Le BIO c’est bien, mais...

Commercy |

Pour avoir distribué paisiblement le texte qui suit lors de la Foire Bio du 3 septembre 2016 à Commercy, certains des membres de la Graine ont été agressés verbalement et physiquement menacés. Sans doute faut-il ne pas s’en prendre aux bonnes consciences qui ronronnent dans leur assoupissement paresseux ?

Cette année, l’association « La Corde Verte », organisatrice de la Foire Bio du 3 septembre à Commercy, a refusé à LA GRAINE la possibilité de tenir un stand. Le prétexte de ce refus aurait été que LA GRAINE serait « trop politisée ».

Mais, comment peut-on être trop politisé ? Que signifie au fond cette accusation ? Que nous dit-elle sur l’association « La Corde Verte », et peut-être sur une certaine tendance générale du BIO ?

Personne ne va nier ici que le souci de se nourrir sainement est légitime.

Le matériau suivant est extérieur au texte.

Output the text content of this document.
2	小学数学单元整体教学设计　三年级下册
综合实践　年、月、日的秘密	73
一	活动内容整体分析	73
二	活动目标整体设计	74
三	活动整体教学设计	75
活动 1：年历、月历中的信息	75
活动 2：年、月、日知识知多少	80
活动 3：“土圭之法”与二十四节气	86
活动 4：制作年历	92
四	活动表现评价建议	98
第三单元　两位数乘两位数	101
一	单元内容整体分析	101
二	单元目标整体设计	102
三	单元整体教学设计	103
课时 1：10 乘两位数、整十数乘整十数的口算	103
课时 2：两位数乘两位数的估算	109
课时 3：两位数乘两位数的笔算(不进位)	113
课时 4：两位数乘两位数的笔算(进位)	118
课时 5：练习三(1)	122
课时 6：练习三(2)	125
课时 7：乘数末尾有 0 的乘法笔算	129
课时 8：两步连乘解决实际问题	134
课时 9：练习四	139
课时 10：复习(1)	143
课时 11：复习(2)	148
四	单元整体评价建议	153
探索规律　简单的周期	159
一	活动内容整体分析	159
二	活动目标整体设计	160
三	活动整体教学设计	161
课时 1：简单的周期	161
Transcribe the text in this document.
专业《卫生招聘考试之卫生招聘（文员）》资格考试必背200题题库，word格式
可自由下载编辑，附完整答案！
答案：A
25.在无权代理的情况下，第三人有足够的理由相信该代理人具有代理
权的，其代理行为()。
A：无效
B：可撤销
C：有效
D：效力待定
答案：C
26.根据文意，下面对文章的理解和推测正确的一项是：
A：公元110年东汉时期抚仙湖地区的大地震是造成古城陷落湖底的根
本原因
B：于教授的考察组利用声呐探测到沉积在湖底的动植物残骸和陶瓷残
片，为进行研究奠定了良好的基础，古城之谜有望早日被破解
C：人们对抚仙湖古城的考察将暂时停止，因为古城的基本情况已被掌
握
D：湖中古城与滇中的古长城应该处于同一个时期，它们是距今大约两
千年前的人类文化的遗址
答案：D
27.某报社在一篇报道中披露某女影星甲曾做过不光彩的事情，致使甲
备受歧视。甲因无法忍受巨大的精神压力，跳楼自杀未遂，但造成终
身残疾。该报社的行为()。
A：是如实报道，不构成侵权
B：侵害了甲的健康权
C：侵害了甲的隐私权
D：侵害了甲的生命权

Personne ne va nier non plus que ce souci peut amener à privilégier des producteurs locaux, des circuits courts, donc à encourager une économie alternative à la grande distribution capitaliste, et plus écologique dans son ensemble.

Notons au passage que, si cela fait partie des buts que se donne l’association « La Corde Verte », cela relève du champ politique au vrai sens du terme, c’est-à-dire de l’action de citoyens qui veulent, par leurs réflexions, leurs actions, leurs pratiques, changer le destin collectif. Ce par opposition à une citoyenneté tronquée qui ne s’exerce le plus souvent que le temps de glisser un bulletin dans une urne, pour ensuite laisser aux élus carte blanche. Ainsi donc, qu’elle le veuille ou non, l’association « La Corde Verte » est elle-même politisée, probablement à son insu, hélas, de même que monsieur Jourdain faisait de la prose sans le savoir. Mais que veut dire alors être « trop politisé », où se situe le seuil à ne pas franchir si on veut éviter les foudres de l’association « La Corde Verte » ?

Peut-être ne faut-il pas demander si les Meusiens ont voté pour le projet CIGEO à Bure, si les Français ont voté pour la « Loi Travail », si nous vivons en démocratie ? Peut-être faut-il éviter de remarquer que l’économie est presque tout entière soumise à la création du profit capitaliste, ce profit qui ne va que dans quelques poches fortunées, et qui impose pourtant à l’ensemble de la vie humaine de se plier à ses exigences, sans parler des dégâts environnementaux engendrés par la production à tout prix qu’il implique ? Ou alors faut-il se garder de supposer que le BIO ne pourrait concerner qu’une fraction de la population, pendant que les pauvres, toujours plus nombreux, se trouvent réduits au hard discount ? Faut-il encore fermer les yeux sur le fait que les cadences, le management, la précarité etc. rendent les gens malades et que le BIO n’y peut guère ? Est-ce donc tout cela qui rend « trop politisé » ? Est-ce le refus de regarder les choses par le petit bout de la lorgnette, la volonté de faire des liens et d’envisager les problèmes dans leur globalité ? Ainsi donc, le crime serait d’avoir mis le doigt sur les limites de la démarche de « La Corde Verte » ? De maintenant souligner que, en nous refusant un stand, cette association se prononce délibérément en faveur de l’aveuglement sur des questions aussi fondamentales que celles de la démocratie, de l’économie, du social ? Et pourtant, nous reconnaissons que le BIO peut être un point de départ pour accéder à la lutte plus globale que nous revendiquons, mais encore faut-il le vouloir et ne pas délibérément se mettre des œillères. Ou bien faut-il considérer que seuls les beaux légumes comptent, et détourner pieusement le regard de l’implantation à Commercy d’une entreprise qui vend des armes de guerre à l’Etat saoudien, barbare, et dont on sait les liens avec le terrorisme ?

A vrai dire, peu importe « La Corde Verte », nous entendions ici dénoncer une certaine conception du BIO, étroite, myope, frileuse, en un mot : petite-bourgeoise. Et certes, à LA GRAINE, nous refusons de nous contenter de regarder au fond de la cuvette des WC pour vérifier que nos selles sont belles et saines. Certains diront que nous sommes trop radicaux, et d’autres que ce n’est pas avec la sophrologie qu’on va changer cette foutue société.